Hey everyone, it’s Anna.
We recently got an email from a listener named Lindsay. She’s a nurse practitioner who lives in Philadelphia. And she’s currently working in an ICU in New Jersey, about an hour and a half away from home. She normally works in pediatric oncology, but because her husband has already had the coronavirus she volunteered to work with adult COVID patients for the time being.
Lindsay is 28, and she's been working as a nurse since she was in her early 20s. And we here on the team thought Lindsay’s email about her job right now…and struggling with what a “good death” means today…was really important. And beautiful. So we asked her to record her thoughts. Here’s Lindsay.
I've been surrounded by death in my job. I mean, as a oncology nurse, I've washed children before taking them to the morgue. I've comforted families as they leave the hospital without a child. And mourned and grieved with my coworkers for a life cut so short. In end of life care and oncology, we focus a lot on what constitutes a, a good death for a patient and their family. Um, obviously there are some unexpected deaths that are devastating, but the oncology community is a small one, and we really try to grieve together as a family against, you know, the insidious enemy that is cancer.
But COVID is really changing the way I'm seeing death. Like, I knew patients were sick and I knew healthcare workers were struggling. Uh, but what I didn't even have them is that like, the deaths that you see from COVID are the worst kind.
Right now I'm at a small community hospital without many resources. They have one iPad in the whole hospital for families to FaceTime their loved ones. But the iPad can't go in the room to bring them close because then it's considered contaminated. Families schedule a time but if the nurse can't get away from another patient or as an emergency, it just all goes out the window. So we're making do with what we have. Um, I'm FaceTiming families with my personal phone. I write down notes about patients on PostIts in hopes they'll be given to the family after they pass. Um, one I wrote the other day was that "I washed Mr. Johnson's hair today and I saw the scar behind his right ear. I'd love to know the story of how he got it."

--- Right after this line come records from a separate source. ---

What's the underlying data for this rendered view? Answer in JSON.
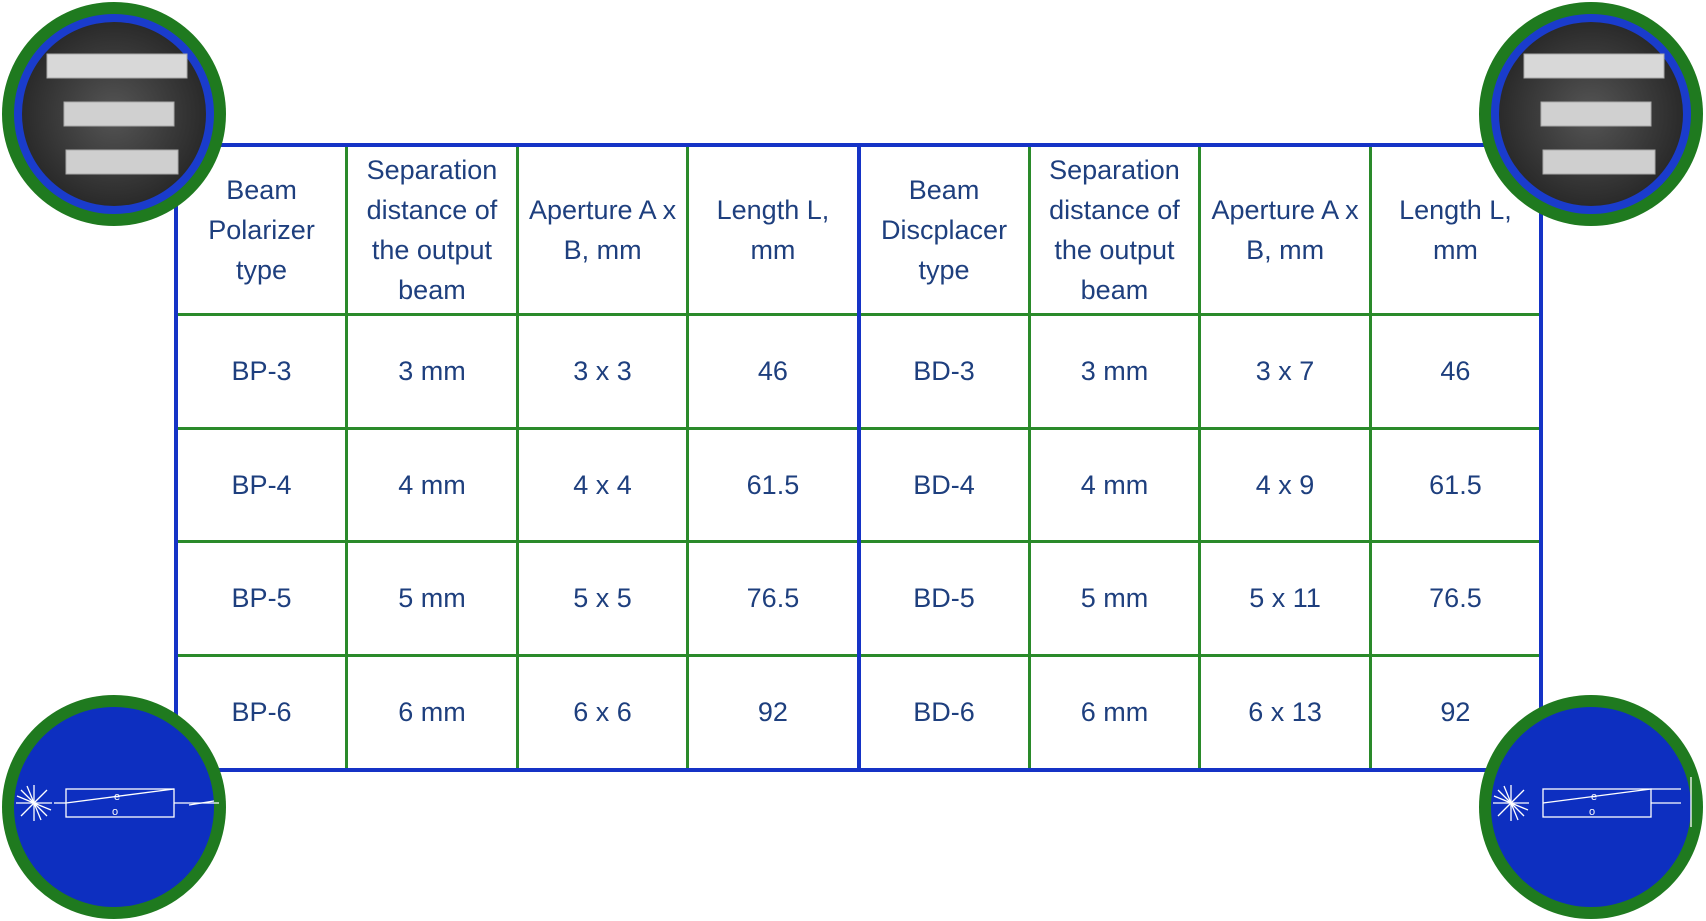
{
  "table": {
    "header": [
      "Beam Polarizer type",
      "Separation distance of the output beam",
      "Aperture A x B, mm",
      "Length L, mm",
      "Beam Discplacer type",
      "Separation distance of the output beam",
      "Aperture A x B, mm",
      "Length L, mm"
    ],
    "rows": [
      [
        "BP-3",
        "3 mm",
        "3 x 3",
        "46",
        "BD-3",
        "3 mm",
        "3 x 7",
        "46"
      ],
      [
        "BP-4",
        "4 mm",
        "4 x 4",
        "61.5",
        "BD-4",
        "4 mm",
        "4 x 9",
        "61.5"
      ],
      [
        "BP-5",
        "5 mm",
        "5 x 5",
        "76.5",
        "BD-5",
        "5 mm",
        "5 x 11",
        "76.5"
      ],
      [
        "BP-6",
        "6 mm",
        "6 x 6",
        "92",
        "BD-6",
        "6 mm",
        "6 x 13",
        "92"
      ]
    ]
  },
  "diagram": {
    "labels": [
      "e",
      "o"
    ]
  }
}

There's no stopping the deaths though, in this time of COVID. You watch the numbers go down on the monitor and you try to call the family, but, uh, you can't be in the room with them as they pass. You can't hold a patient's hand as they pass away. You can't expose yourself that often. It has happened in our hospital that some of the families don't find out their loved one has passed until 24 hours, or even 48 hours later, when they call and they realize that there's a new patient in their loved one's room.
None of these deaths are what I consider a good death. There's no time to grieve. There's no time to know the people who slip through your fingers, whose hair you washed, whose bodies you bathed, and who you talked to during your shift to soothe yourself and them. It's simultaneously the most intimate and most anonymous relationship I've ever had.
I don't really have an answer for this question. I'm not sure if there's an expert who can tell me how to do a better job as a nurse in the time of COVID, but I just wanted to reach out because this is the question I ask myself every single shift. How do I as a nurse or how do we as a healthcare community give patients a good death during a global pandemic?